Malgré cette déclaration, il y a traditionnellement eu un manque de cohérence frappant au sein des Nations Unies concernant l’interrelation entre les droits humains et la politique des drogues. Alors que les organes onusiens de contrôle des drogues ont eu tendance à ignorer les principes des droits humains dans leurs efforts mis en œuvre pour atteindre « une société sans drogues », les agences des droits humains ont porté peu d’attention aux questions de la politique des drogues. La situation s’améliore petit à petit : les agences onusiennes en charge des droits humains, telles que le Rapporteur Spécial sur la Torture et le Rapporteur Spécial sur le Droit à la Santé, appellent maintenant les gouvernements à ne pas galvauder les droits humains au nom du contrôle des drogues. Toutefois, les agences onusiennes de contrôle des drogues sont toujours réticentes à inclure la dimension des droits humains à leurs politiques et à leurs programmes.
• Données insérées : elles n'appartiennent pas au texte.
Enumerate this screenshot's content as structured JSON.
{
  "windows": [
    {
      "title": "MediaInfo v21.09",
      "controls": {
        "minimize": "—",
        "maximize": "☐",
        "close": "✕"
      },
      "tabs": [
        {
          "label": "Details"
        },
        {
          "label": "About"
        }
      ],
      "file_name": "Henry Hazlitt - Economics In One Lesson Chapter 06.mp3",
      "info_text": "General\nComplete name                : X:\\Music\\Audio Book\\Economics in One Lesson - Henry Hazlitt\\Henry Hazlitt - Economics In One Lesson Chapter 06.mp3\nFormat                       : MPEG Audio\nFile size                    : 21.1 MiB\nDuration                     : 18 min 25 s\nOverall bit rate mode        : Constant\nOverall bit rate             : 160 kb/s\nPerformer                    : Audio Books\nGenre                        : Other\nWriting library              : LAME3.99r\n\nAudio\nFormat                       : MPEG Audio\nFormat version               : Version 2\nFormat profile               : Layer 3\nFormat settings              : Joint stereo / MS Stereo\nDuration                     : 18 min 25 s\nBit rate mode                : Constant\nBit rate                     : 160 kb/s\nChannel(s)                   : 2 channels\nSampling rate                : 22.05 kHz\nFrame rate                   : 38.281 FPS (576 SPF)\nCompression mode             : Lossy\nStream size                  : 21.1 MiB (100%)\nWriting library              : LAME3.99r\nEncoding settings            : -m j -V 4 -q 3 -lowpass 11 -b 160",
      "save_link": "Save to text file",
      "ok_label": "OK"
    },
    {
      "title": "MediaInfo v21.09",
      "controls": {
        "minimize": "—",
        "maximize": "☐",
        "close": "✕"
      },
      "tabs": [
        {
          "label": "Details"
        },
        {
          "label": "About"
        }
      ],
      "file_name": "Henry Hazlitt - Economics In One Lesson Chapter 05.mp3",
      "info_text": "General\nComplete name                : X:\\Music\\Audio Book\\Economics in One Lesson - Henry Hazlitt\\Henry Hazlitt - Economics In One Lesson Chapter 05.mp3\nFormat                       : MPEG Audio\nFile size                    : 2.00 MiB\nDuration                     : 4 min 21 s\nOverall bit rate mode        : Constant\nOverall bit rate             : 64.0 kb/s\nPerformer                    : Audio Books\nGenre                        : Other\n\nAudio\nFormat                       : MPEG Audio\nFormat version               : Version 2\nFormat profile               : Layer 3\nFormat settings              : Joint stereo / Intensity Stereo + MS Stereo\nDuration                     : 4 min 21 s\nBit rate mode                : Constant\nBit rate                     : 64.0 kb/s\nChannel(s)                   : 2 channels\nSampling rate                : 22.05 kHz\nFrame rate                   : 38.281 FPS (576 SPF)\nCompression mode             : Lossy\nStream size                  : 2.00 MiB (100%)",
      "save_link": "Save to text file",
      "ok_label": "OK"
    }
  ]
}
L’IDPC appelle à un changement des politiques des drogues et une reconnaissance des droits humains comme étant un élément central du contrôle des drogues, en se centrant sur:

  • L’amélioration de la santé : améliorer l’accès aux médicaments essentiels et développer des programmes de réduction des risques, de prévention, de traitement et de soins qui soient fondés sur des preuves scientifiques
  • La promotion du développement : fournir des moyens de subsistance alternatifs, réduire la pauvreté, et offrir des opportunités d’éducation, d’emploi et de sécurité sociale
  • La garantie de la sécurité humaine : de manière à ce que les efforts d’application de la loi ciblent les aspects les plus dangereux et violents du marché des drogues, plutôt que les petits dealers non-violents, les consommateurs et les communautés paysannes vulnérables.

Centre de traitement forcé en China

Alors que la plupart des traités relatifs aux droits humains sont pertinents, d’une manière ou d’une autre, pour les politiques des drogues, très peu d’entre eux se réfèrent spécifiquement aux drogues. En effet, appliquer la législation sur les droits humains aux politiques des drogues, et considérer le contrôle des drogues comme étant une thématique pertinente en termes de droits humains, sont des développements relativement récents. Traditionnellement, ces branches juridique et politique ont été considérés comme étant passablement détachées l’une de l’autre, amenant le Rapporteur de l’ONU pour le Droit à la Santé, le Professeur Paul Hunt, à les décrire comme des « univers parallèles ».

Le système international des droits de l’Homme est constitué des organes suivants :

  • Le Conseil des Droits de l’Homme : Créé en 2006 pour remplacer la Commission des Droits de l’Homme, le Conseil se réunit pendant une période de trois semaines minimum, trois fois par an à Genève, et fournit des rapports à l’Assemblée Générale. Le Conseil gère également le système d’Examen Périodique Universel, lors duquel chaque Etat membre de l’ONU doit informer les autres Etats sur la manière dont il a mis en œuvre ses obligations concernant la protection des droits humains dans son pays
  • Les Procédures Spéciales du Conseil des Droits de l’Homme : Le Conseil des Droits de l’Homme peut établir des groupes d’experts indépendants ou des individus ayant un mandat portant spécifiquement sur une thématique un pays. Ceux-ci incluent notamment le Rapporteur Spécial sur le Droit à la Santé, le Rapporteur Spécial sur la Torture, etc.
  • Le Haut-Commissariat aux Droits de l’Homme : un département à vocation analogue à l’ONUDC au sein du Secrétariat de l’ONU, responsable d’assister les pays à mettre en œuvre leurs obligations en termes de droits humains et d’intégrer les droits humains au système onusien
  • Les organes de droits humains créés par les traités : Il s’agit de comités indépendants établis en vertu de chaque traité onusien sur les droits humains afin de superviser leur mise en œuvre et fournir une assistance dans l’interprétation de leurs dispositions.